This site is the archived OWASP Foundation Wiki and is no longer accepting Account Requests.
To view the new OWASP Foundation website, please visit https://owasp.org
Projects Reboot 2012 - OWASP Eliminate Vulnerable Code
1) Project name: Eliminate Vulnerable Code Project[[1]]
2) Description: Eliminate Vulnerable Code Project is geared at identifying and removing vulnerable code samples from the public domain. The project has 4 main areas of interest:
i) Internet Web Forums
ii) Educational Institutions
iii) Printed Materials
iv) Open source software
3) Project Team Leader: Waqas Nazir and we already have about 15 contributors for the project.
4) Re boot type: Type 1
5) Goals of the reboot: The goals for the reboot are divided into the following main areas:
i) Internet Web Forums: The Evc Probe scanner needs more rules to be added to scan for other development languages. Currently it is only looking for a small set of issues in .NET and Java code.
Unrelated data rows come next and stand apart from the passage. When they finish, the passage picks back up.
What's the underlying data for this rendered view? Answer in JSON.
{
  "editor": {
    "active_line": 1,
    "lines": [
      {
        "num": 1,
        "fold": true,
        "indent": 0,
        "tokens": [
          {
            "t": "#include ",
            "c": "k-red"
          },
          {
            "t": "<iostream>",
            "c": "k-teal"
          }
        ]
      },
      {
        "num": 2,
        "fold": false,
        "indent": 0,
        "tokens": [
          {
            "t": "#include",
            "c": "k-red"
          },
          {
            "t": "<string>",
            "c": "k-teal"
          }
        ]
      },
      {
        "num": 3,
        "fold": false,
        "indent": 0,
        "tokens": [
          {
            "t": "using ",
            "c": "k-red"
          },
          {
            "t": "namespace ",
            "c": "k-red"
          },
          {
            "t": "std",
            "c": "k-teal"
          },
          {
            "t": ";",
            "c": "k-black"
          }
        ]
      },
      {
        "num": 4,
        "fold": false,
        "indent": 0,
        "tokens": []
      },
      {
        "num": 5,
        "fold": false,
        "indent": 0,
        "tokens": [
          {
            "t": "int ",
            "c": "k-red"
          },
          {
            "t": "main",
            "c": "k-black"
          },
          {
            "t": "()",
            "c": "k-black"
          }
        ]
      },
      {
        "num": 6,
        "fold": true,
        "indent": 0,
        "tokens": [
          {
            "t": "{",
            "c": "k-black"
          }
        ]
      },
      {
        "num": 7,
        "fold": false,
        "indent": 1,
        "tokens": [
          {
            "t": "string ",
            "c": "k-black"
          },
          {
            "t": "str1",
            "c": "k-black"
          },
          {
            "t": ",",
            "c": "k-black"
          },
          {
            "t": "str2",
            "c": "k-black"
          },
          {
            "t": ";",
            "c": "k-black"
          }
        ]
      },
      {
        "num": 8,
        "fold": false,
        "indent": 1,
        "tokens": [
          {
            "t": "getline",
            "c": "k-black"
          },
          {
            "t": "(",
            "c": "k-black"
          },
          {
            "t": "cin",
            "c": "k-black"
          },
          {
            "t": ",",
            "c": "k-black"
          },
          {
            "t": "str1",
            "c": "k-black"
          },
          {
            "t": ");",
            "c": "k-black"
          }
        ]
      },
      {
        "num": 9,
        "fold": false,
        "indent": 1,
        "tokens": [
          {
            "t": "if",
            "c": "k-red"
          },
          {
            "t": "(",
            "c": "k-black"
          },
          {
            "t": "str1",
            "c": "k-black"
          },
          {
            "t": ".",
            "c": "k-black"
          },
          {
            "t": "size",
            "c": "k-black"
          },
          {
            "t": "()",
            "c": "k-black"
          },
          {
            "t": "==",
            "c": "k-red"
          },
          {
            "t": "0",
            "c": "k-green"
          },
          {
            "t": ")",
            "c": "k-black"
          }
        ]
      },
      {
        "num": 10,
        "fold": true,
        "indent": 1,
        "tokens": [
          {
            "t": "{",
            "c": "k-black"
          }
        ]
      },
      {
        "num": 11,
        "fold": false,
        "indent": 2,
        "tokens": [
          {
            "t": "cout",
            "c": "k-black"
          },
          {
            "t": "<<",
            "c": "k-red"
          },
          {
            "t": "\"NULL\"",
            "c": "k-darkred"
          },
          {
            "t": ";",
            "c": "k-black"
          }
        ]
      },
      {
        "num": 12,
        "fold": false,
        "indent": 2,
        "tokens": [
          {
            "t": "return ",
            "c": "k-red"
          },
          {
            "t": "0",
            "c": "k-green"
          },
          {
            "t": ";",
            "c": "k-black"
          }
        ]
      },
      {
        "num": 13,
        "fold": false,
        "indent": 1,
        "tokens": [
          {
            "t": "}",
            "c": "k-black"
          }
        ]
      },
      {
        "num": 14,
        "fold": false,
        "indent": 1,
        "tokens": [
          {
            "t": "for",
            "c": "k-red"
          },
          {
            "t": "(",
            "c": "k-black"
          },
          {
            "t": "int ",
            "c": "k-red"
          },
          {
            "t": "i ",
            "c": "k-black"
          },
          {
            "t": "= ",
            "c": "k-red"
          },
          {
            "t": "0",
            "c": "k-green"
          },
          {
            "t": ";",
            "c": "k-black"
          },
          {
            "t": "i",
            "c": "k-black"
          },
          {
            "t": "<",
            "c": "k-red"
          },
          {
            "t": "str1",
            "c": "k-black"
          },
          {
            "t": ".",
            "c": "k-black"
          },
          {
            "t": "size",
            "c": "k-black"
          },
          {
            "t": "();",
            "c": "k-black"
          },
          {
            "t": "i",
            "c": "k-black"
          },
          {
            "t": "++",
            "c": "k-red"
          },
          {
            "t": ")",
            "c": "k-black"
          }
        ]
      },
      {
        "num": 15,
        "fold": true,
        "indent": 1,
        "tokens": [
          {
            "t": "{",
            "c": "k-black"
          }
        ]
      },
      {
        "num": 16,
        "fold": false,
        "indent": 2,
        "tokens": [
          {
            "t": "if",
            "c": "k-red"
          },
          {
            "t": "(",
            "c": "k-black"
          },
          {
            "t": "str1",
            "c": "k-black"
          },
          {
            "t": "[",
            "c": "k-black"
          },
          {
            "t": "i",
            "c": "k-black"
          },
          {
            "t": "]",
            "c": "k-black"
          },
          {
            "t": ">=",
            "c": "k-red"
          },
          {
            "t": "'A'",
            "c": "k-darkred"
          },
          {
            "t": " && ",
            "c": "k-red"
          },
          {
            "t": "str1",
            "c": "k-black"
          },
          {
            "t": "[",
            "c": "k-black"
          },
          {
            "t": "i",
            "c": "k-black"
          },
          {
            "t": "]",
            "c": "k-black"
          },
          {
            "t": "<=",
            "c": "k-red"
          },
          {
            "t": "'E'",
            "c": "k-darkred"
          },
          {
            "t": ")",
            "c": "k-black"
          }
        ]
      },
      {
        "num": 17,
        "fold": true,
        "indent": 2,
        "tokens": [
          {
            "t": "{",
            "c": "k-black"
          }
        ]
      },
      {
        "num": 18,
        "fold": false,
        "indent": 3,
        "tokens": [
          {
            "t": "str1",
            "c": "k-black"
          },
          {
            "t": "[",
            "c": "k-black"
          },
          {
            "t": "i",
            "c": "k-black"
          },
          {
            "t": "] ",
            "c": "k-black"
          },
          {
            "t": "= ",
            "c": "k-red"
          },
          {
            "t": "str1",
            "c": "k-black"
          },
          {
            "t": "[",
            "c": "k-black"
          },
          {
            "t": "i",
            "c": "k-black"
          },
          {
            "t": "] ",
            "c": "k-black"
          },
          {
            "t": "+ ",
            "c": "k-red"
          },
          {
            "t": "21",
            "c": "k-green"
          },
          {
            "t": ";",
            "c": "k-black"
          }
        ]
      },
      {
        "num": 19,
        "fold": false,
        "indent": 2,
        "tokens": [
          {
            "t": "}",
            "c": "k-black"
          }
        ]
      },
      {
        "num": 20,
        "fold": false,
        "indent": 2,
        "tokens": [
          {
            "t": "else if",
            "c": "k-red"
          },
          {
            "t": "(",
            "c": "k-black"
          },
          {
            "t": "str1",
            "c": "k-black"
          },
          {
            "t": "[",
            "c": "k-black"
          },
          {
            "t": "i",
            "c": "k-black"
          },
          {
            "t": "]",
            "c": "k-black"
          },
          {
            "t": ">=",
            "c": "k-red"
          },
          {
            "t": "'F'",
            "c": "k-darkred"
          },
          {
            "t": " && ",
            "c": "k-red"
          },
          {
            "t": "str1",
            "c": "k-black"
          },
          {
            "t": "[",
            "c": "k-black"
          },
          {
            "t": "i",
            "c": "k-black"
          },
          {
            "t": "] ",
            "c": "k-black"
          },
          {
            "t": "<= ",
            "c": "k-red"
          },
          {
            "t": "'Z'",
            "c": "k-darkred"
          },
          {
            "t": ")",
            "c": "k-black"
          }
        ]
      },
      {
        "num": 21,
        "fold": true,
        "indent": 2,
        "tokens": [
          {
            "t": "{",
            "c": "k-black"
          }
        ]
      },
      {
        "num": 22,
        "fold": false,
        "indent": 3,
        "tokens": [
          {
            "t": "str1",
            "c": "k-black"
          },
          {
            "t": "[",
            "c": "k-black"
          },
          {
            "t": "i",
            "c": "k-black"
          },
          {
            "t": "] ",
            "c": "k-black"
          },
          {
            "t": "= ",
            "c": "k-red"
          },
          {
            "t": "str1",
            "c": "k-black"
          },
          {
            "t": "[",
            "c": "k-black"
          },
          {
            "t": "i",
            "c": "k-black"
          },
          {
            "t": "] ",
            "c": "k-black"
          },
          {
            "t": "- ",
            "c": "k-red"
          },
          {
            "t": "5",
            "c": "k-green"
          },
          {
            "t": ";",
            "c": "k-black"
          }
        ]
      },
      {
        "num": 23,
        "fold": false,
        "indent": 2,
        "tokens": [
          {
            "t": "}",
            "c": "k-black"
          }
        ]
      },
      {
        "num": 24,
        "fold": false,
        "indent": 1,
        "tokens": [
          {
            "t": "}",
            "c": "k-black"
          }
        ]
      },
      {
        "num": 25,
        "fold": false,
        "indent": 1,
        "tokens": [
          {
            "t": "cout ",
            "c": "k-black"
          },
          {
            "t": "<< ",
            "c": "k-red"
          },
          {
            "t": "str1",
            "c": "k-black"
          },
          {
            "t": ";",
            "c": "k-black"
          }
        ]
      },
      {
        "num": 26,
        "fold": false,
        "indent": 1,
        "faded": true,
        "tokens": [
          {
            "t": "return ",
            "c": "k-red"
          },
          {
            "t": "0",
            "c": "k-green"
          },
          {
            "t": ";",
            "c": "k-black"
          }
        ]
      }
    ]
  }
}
The hope is to add 50 more checks.
ii) Educational Institutions: Work with at least two educational institutions to review their software development curriculums to identify any insecure code being used to teach developers.
iii) Printed Materials: Review at least one software development book to identify any insecure code being used as references.
iv) Open source software: Identify 1 high impact open source software to begin static analysis and manual review with the help of OWASP members.
v) Prime sponsor: List OWASP as a prime sponsor on [2]
6) Timeline: The timeline for the aforementioned goals is as follows:
i) Internet Web Forums:
50 % milestone = 25 new checks (August 30th, 2012).
100 % milestone = 50 new checks (September 15th, 2012).
ii) Educational Institutions:
50 % milestone = work with and complete analysis of first curriculum
100 % milestone = work with and complete analysis of second curriculum
iii) Printed Materials:
100 % milestone = Identify and work on one software development book to identify insecure code being used as reference.
iv) Open source software:
50 % milestone = Identify 1 high impact open source software for review and create the review team with OWASP leaders (August 15th, 2012).
100 % milestone = Document and complete initial analysis (September 30th, 2012)
v) Prime sponsor:
100 % milestone = List OWASP as a prime sponsor on | https://evc.digitsec.com/sponsor.aspx
7) Budget:
USD 10 K for prime sponsorship of EVC Project.
Sponsorship benefits are listed here: [3]
25 % of the funds will go for developing new checks for the Evc Probe scanner.
50 % of the funds will go for the development of the review process for educational institutions, printed materials, and open source software.
25 % will go towards organizing the reviews and co-ordination of the review activities.